Universities and research institutions in particular shouldn’t be boycotting Israel. They should be thanking the country, for they rely on it.
If these academics want to make a truly principled boycott, they should tear out their Israeli-developed pacemakers and smash up their computers and mobile phones which will, invariably, have Israeli technology in them.
They should forbid their family members from getting access to Israeli-created vaccines for countless viruses and make sure their children and elderly relatives never benefit from the technologies created in Israel to relieve and heal some of the most terrible conditions mankind faces.
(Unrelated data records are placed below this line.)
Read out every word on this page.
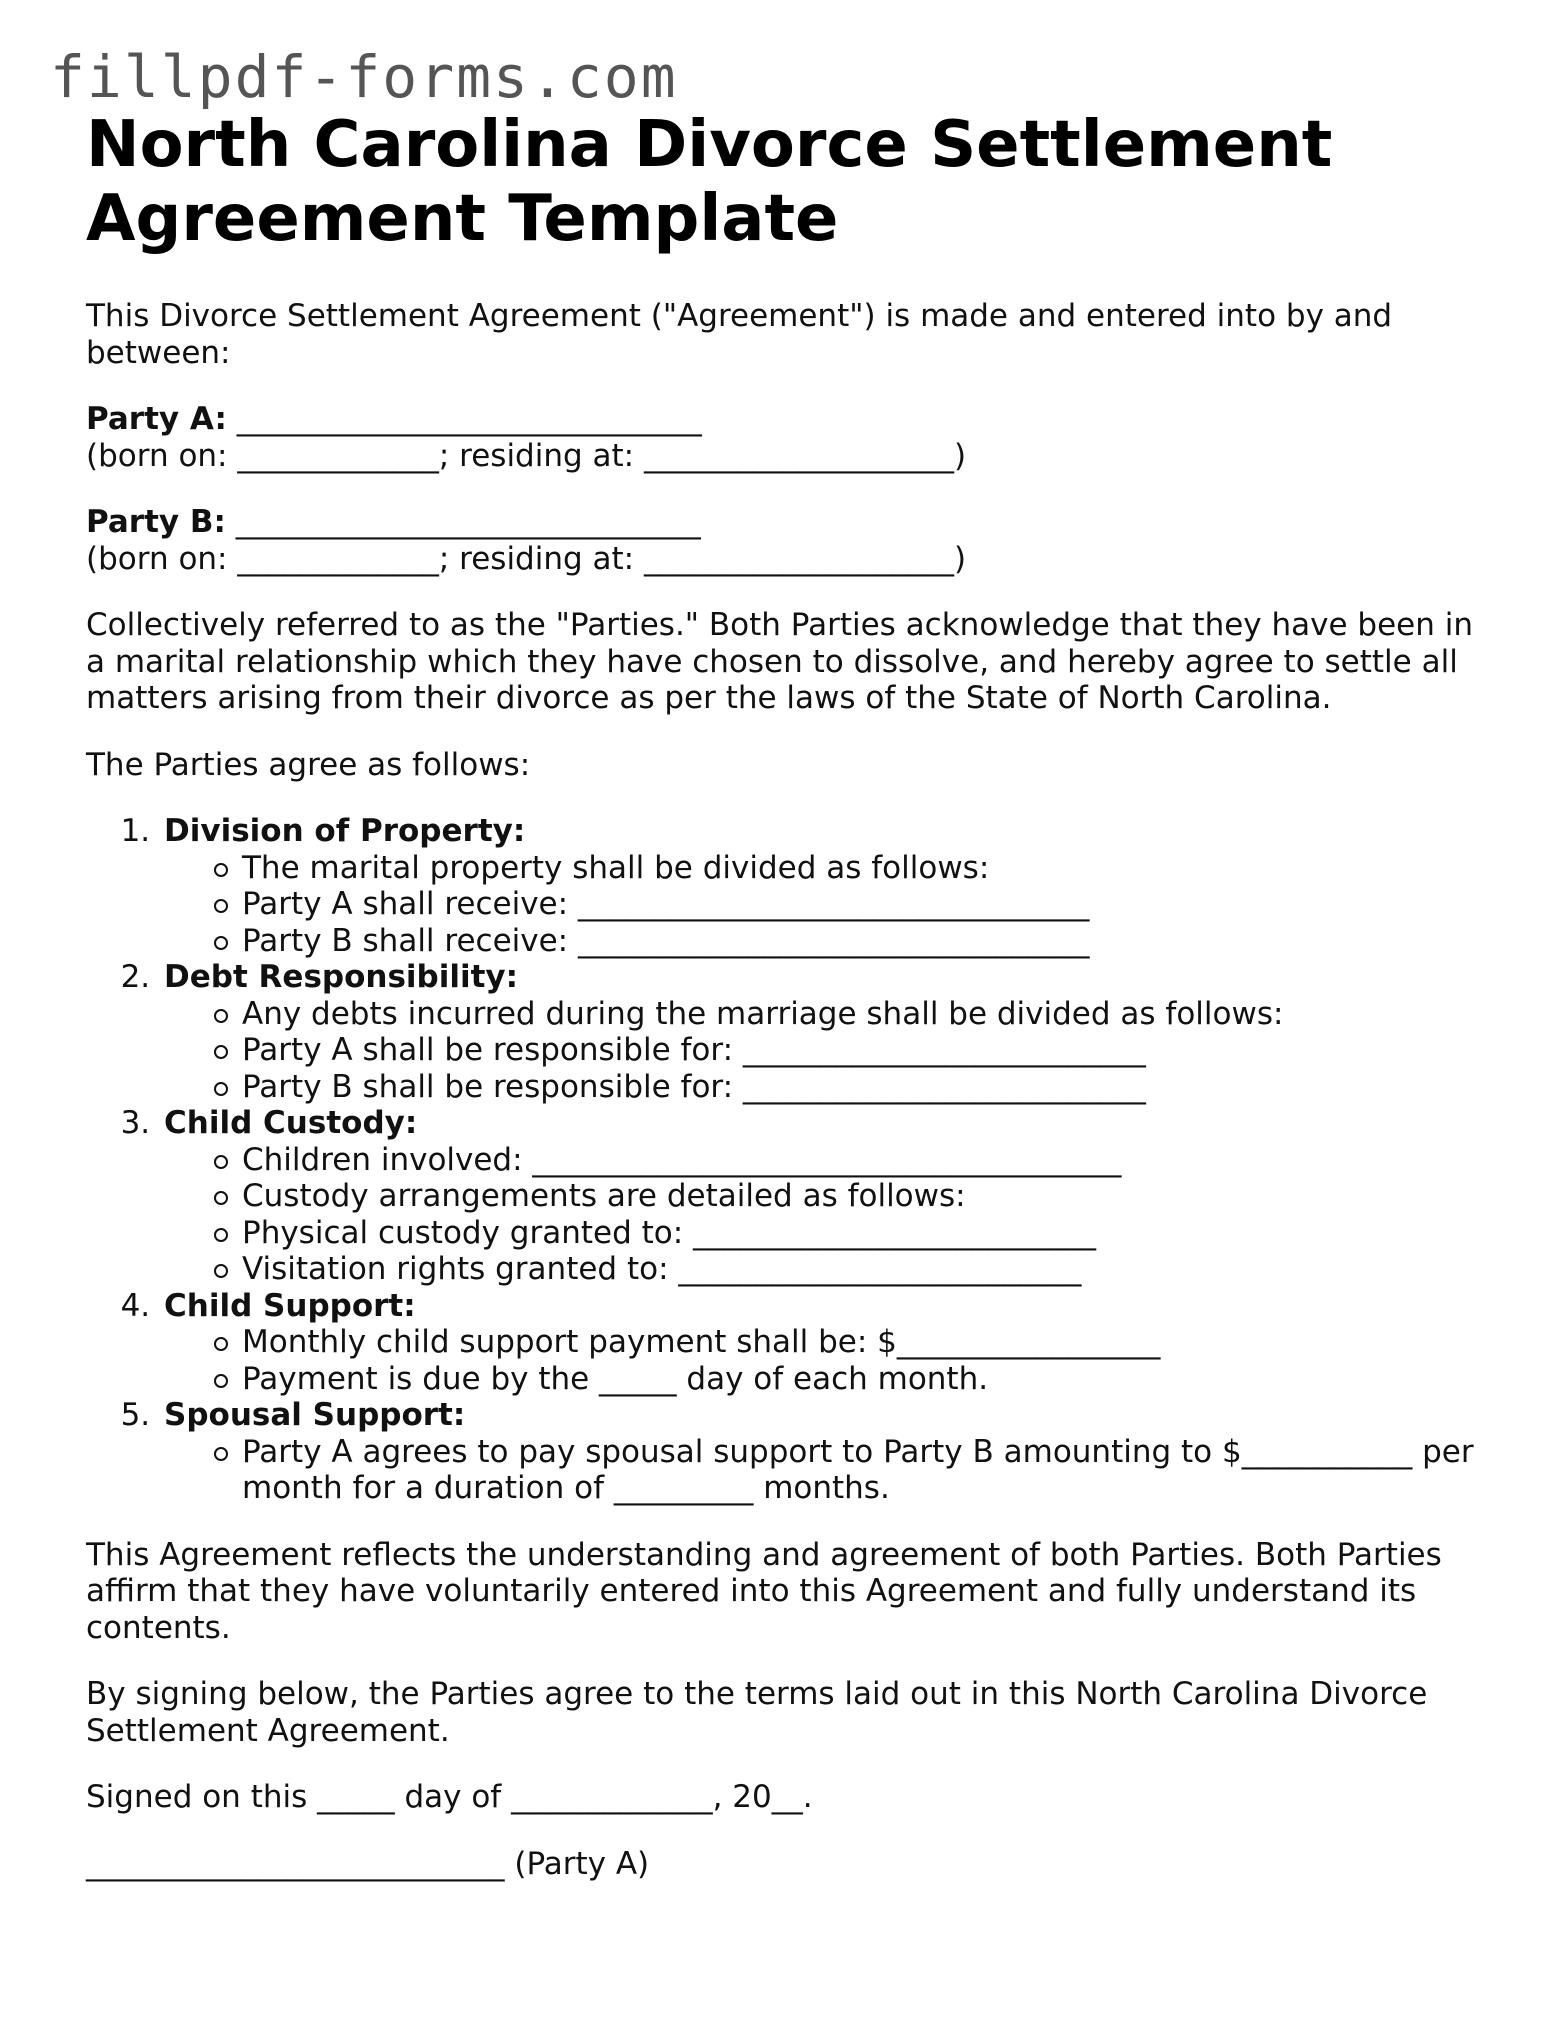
fillpdf-forms.com
North Carolina Divorce Settlement
Agreement Template

This Divorce Settlement Agreement ("Agreement") is made and entered into by and between:

Party A: ______________________________
(born on: _____________; residing at: ____________________)
Party B: ______________________________
(born on: _____________; residing at: ____________________)

Collectively referred to as the "Parties." Both Parties acknowledge that they have been in a marital relationship which they have chosen to dissolve, and hereby agree to settle all matters arising from their divorce as per the laws of the State of North Carolina.

The Parties agree as follows:

1. Division of Property:
The marital property shall be divided as follows:
Party A shall receive: _________________________________
Party B shall receive: _________________________________
2. Debt Responsibility:
Any debts incurred during the marriage shall be divided as follows:
Party A shall be responsible for: __________________________
Party B shall be responsible for: __________________________
3. Child Custody:
Children involved: ______________________________________
Custody arrangements are detailed as follows:
Physical custody granted to: __________________________
Visitation rights granted to: __________________________
4. Child Support:
Monthly child support payment shall be: $_________________
Payment is due by the _____ day of each month.
5. Spousal Support:
Party A agrees to pay spousal support to Party B amounting to $___________ per month for a duration of _________ months.

This Agreement reflects the understanding and agreement of both Parties. Both Parties affirm that they have voluntarily entered into this Agreement and fully understand its contents.

By signing below, the Parties agree to the terms laid out in this North Carolina Divorce Settlement Agreement.

Signed on this _____ day of _____________, 20__.

___________________________ (Party A)
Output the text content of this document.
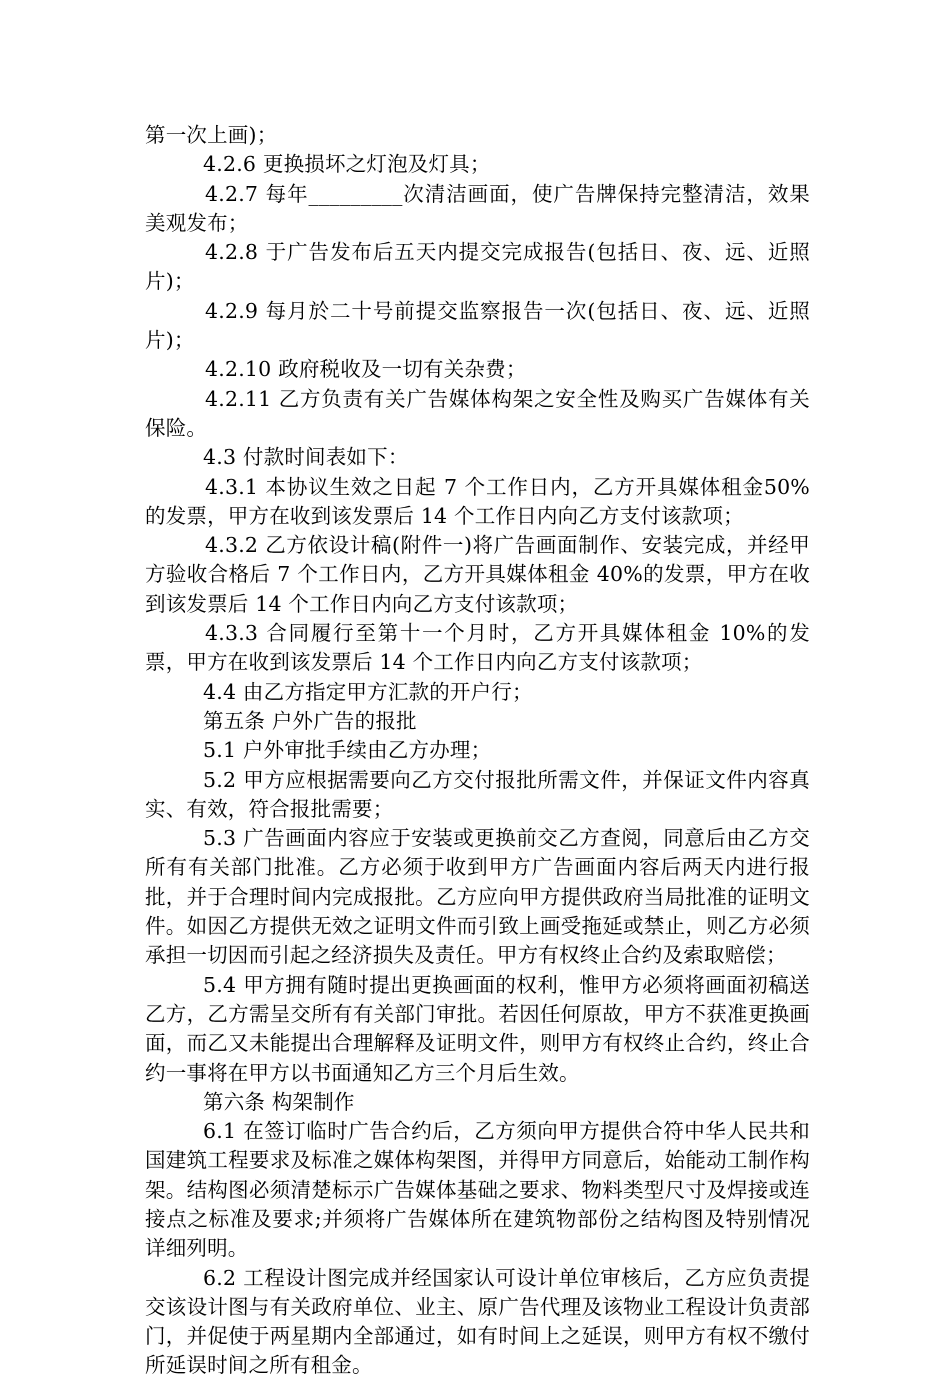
第一次上画)；

4.2.6 更换损坏之灯泡及灯具；

4.2.7 每年_________次清洁画面，使广告牌保持完整清洁，效果美观发布；

4.2.8 于广告发布后五天内提交完成报告(包括日、夜、远、近照片)；

4.2.9 每月於二十号前提交监察报告一次(包括日、夜、远、近照片)；

4.2.10 政府税收及一切有关杂费；

4.2.11 乙方负责有关广告媒体构架之安全性及购买广告媒体有关保险。

4.3 付款时间表如下：

4.3.1 本协议生效之日起 7 个工作日内，乙方开具媒体租金50%的发票，甲方在收到该发票后 14 个工作日内向乙方支付该款项；

4.3.2 乙方依设计稿(附件一)将广告画面制作、安装完成，并经甲方验收合格后 7 个工作日内，乙方开具媒体租金 40%的发票，甲方在收到该发票后 14 个工作日内向乙方支付该款项；

4.3.3 合同履行至第十一个月时，乙方开具媒体租金 10%的发票，甲方在收到该发票后 14 个工作日内向乙方支付该款项；

4.4 由乙方指定甲方汇款的开户行；

第五条 户外广告的报批

5.1 户外审批手续由乙方办理；

5.2 甲方应根据需要向乙方交付报批所需文件，并保证文件内容真实、有效，符合报批需要；

5.3 广告画面内容应于安装或更换前交乙方查阅，同意后由乙方交所有有关部门批准。乙方必须于收到甲方广告画面内容后两天内进行报批，并于合理时间内完成报批。乙方应向甲方提供政府当局批准的证明文件。如因乙方提供无效之证明文件而引致上画受拖延或禁止，则乙方必须承担一切因而引起之经济损失及责任。甲方有权终止合约及索取赔偿；

5.4 甲方拥有随时提出更换画面的权利，惟甲方必须将画面初稿送乙方，乙方需呈交所有有关部门审批。若因任何原故，甲方不获准更换画面，而乙又未能提出合理解释及证明文件，则甲方有权终止合约，终止合约一事将在甲方以书面通知乙方三个月后生效。

第六条 构架制作

6.1 在签订临时广告合约后，乙方须向甲方提供合符中华人民共和国建筑工程要求及标准之媒体构架图，并得甲方同意后，始能动工制作构架。结构图必须清楚标示广告媒体基础之要求、物料类型尺寸及焊接或连接点之标准及要求;并须将广告媒体所在建筑物部份之结构图及特别情况详细列明。

6.2 工程设计图完成并经国家认可设计单位审核后，乙方应负责提交该设计图与有关政府单位、业主、原广告代理及该物业工程设计负责部门，并促使于两星期内全部通过，如有时间上之延误，则甲方有权不缴付所延误时间之所有租金。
But they won’t. Just as Professor Hawking won’t give up the Israeli technology he relies on.
For with supreme irony, the speech device which enables Hawking to communicate with the world and relate his fascinating thoughts to us is a computer Intel Core i7-based communication system. Which runs on a chip designed by Israel.
Perhaps Professor Hawking should reflect on what it would mean if he truly committed himself to a boycott of Israel.
The conference will be the poorer for his absence. But in the meantime those of us who admired this man and cherish the true principles of freedom are left speechless ourselves — at the extent of his naivete.
Douglas Murray is associate director of the Henry Jackson Society.